T3chfest 2019 is approaching and in a preliminary warm-up event on February 25th, I had the pleasure of giving a talk about the Data Analysis Lifecycle. This preliminary was organised jointly with Developer Circles at the Facebook offices in Madrid.
In the talk we shared views on the different phases that make up a data analysis cycle, emphasising the importance of each individually and how these stages are related to each other throughout the analytical process. In this article we will review the most important points from this preliminary meeting. Let’s start!
The life cycle of data analysis is divided into the following stages:
- Taking requirements and data sources
- EDA (Exploratory Data Analysis)
- Data Model and Architecture
1. COLLECTION OF DATA REQUIREMENTS AND SOURCES
We start from the scenario in which a product owner needs to analyse a set of data that is available from several sources.
This first stage requires the participation of a Data Analyst, who will lead the analysis and visualization of the data, and a Data Engineer, who will be responsible for the transformation and input into the data model.
The data can be made available via different types of sources or origins: text files in csv or tabular format (and which could be accessible through cloud repositories such as Amazon S3), relational databases (Postgre, SQL server, MySQL), analytical databases (Redshift, BigQuery) or non-relational databases (MongoDB, Cassandra).
Having noted the analysis requirements and ensured the different sources for analysis are available, we can get down to work and start transforming and ingesting the data from the sources into a data model for later visualization, right? Wrong.
We must be skeptical from the word go regarding requirements, sources and even the analysis/problem raised. Questioning and working on the format, structure and quality of sources, or reviewing the approach of the exercise and requirements is focused on achieving a robust and quality analysis. However, being skeptical does not imply distrust; it is fundamental that Product Owner, Data Analyst and Data Engineer all work together from the beginning in a communicative and transparent way in all stages of the cycle to achieve a successful analysis.
How are we going to work through this skepticism? By means of EDA (Exploratory Data Analysis).
2. Exploratory Data Analysis (EDA)
This stage is fundamental to execute a good analysis. Using exploratory analysis techniques, we will analyse the different sources, measure the quality and consistency of the data and confirm (or otherwise) that the analysis proposed by the product owner is correct or makes sense. In addition, we can propose other complementary analysis prisms that will add value to the whole exercise.
This will enable us to be efficient and discover very early on in the cycle if the analysis is not correctly set out or if the sources are inconsistent or incomplete.

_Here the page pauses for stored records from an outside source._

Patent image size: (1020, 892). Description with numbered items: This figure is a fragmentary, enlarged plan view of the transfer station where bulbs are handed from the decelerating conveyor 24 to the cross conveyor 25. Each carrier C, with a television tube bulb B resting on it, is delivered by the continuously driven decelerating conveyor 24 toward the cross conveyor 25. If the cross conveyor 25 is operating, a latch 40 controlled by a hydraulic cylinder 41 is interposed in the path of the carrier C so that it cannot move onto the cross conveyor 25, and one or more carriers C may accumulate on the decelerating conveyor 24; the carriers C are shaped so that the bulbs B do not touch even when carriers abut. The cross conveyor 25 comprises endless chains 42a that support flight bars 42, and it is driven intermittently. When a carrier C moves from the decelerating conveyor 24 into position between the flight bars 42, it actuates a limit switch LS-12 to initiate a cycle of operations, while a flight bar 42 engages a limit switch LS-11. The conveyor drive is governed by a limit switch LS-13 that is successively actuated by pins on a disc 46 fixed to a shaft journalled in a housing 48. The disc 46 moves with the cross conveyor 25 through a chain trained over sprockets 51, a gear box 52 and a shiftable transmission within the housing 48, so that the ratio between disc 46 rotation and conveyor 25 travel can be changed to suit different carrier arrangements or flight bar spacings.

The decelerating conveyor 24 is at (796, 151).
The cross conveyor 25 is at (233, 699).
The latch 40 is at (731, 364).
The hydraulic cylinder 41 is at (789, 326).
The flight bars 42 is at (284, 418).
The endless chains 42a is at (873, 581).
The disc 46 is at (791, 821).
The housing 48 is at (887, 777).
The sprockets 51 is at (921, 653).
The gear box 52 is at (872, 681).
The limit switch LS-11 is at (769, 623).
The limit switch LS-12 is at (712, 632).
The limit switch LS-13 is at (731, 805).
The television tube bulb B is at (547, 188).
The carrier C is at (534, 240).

This means that we will not need to wait to ingest the transformed data into a data model or to visualise the data in this model to realise that something is not right (with all the costs that this would entail).

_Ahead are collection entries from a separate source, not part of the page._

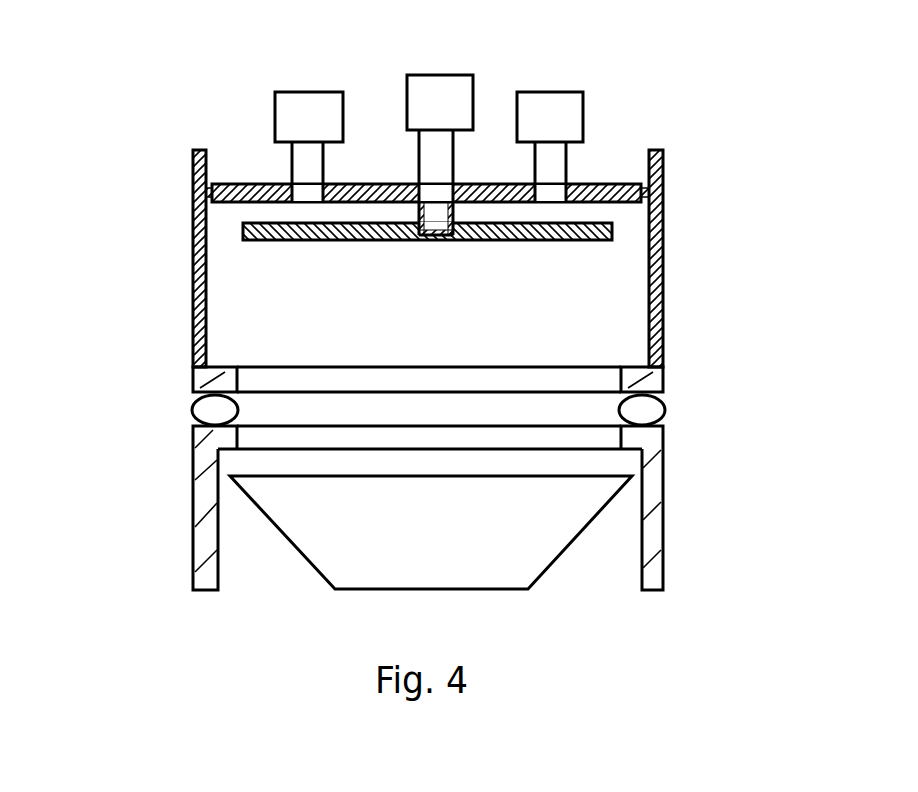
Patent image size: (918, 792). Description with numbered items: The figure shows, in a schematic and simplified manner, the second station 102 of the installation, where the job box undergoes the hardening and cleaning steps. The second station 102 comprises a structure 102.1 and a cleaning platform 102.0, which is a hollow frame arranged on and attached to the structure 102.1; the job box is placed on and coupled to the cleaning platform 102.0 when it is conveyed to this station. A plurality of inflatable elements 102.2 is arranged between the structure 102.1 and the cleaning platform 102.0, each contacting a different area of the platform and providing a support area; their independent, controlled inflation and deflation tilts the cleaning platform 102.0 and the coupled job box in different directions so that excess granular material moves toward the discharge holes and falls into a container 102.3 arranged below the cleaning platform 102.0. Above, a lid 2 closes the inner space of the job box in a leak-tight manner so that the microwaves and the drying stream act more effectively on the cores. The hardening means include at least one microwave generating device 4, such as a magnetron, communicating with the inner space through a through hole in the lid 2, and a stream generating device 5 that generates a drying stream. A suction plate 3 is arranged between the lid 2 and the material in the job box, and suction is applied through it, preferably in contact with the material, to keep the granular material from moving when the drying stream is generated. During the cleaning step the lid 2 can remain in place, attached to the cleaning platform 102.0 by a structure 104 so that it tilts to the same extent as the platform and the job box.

The second station 102 is at (108, 116).
The structure 104 is at (193, 258).
The lid 2 is at (632, 203).
The suction plate 3 is at (352, 240).
The microwave generating device 4 is at (298, 116).
The stream generating device 5 is at (458, 100).
The cleaning platform 102.0 is at (653, 387).
The structure 102.1 is at (653, 535).
The inflatable elements 102.2 is at (653, 413).
The container 102.3 is at (300, 520).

How do we perform this EDA? Using languages like R or Python and platforms like RStudio or Jupyter Notebook.
This exercise will be divided into two parts: firstly, the quality/consistency of the data will be measured by means of data cleansing techniques, and secondly, we will check if the analysis approach is correct by means of library visualizations/plots such as matplotlib (python) or ggplot (R).
Inconsistencies in the model or formatting errors are classified in two groups:
- Data with format errors: NA’s, wrong data, wrong formats, constants, duplicates, wrong categorisation.
- Data with intuitive errors: Outliers, erroneous segmentation. These are data that contradict the initial approach, scenario or hypothesis of the analysis.
The context of the data will be checked using plots to see if data are aligned with the analysis.
The simple example below shows an image that corresponds to a visualization of a dataset with historical information about the Olympic Games. It may have initially been planned as an analysis of the role of men and women in the history of the Olympic Games, devised on the basis that there has always been participation by both sexes. However, this ggplot shows that women only started to participate in the Games from 1912, contradicting the initial premise and so the exercise would need to be reconsidered.
What did we achieve through the EDA?
- We analysed the different data sources.
- We cleaned and normalised the data: we improved data quality.
- We saw whether it is viable in analysis or not.
- We deepened data: value was added by proposing a 2.0 analysis.
- We increased data knowledge.
- We increased knowledge of the data context.
- We paved the way for defining the model and its architecture.
Great, isn’t it?
Having taken note of the analysis to be carried out and its requirements, we have explored, cleaned and studied the sources available to us and can now move forward to the next stage: the data model.
3. DATA MODEL AND ARCHITECTURE
Depending on the amount of data to be exploited, type of analysis to be performed and nature of the sources, we must now choose: our data model, the database we will consult for information and the architecture on which the model will be based.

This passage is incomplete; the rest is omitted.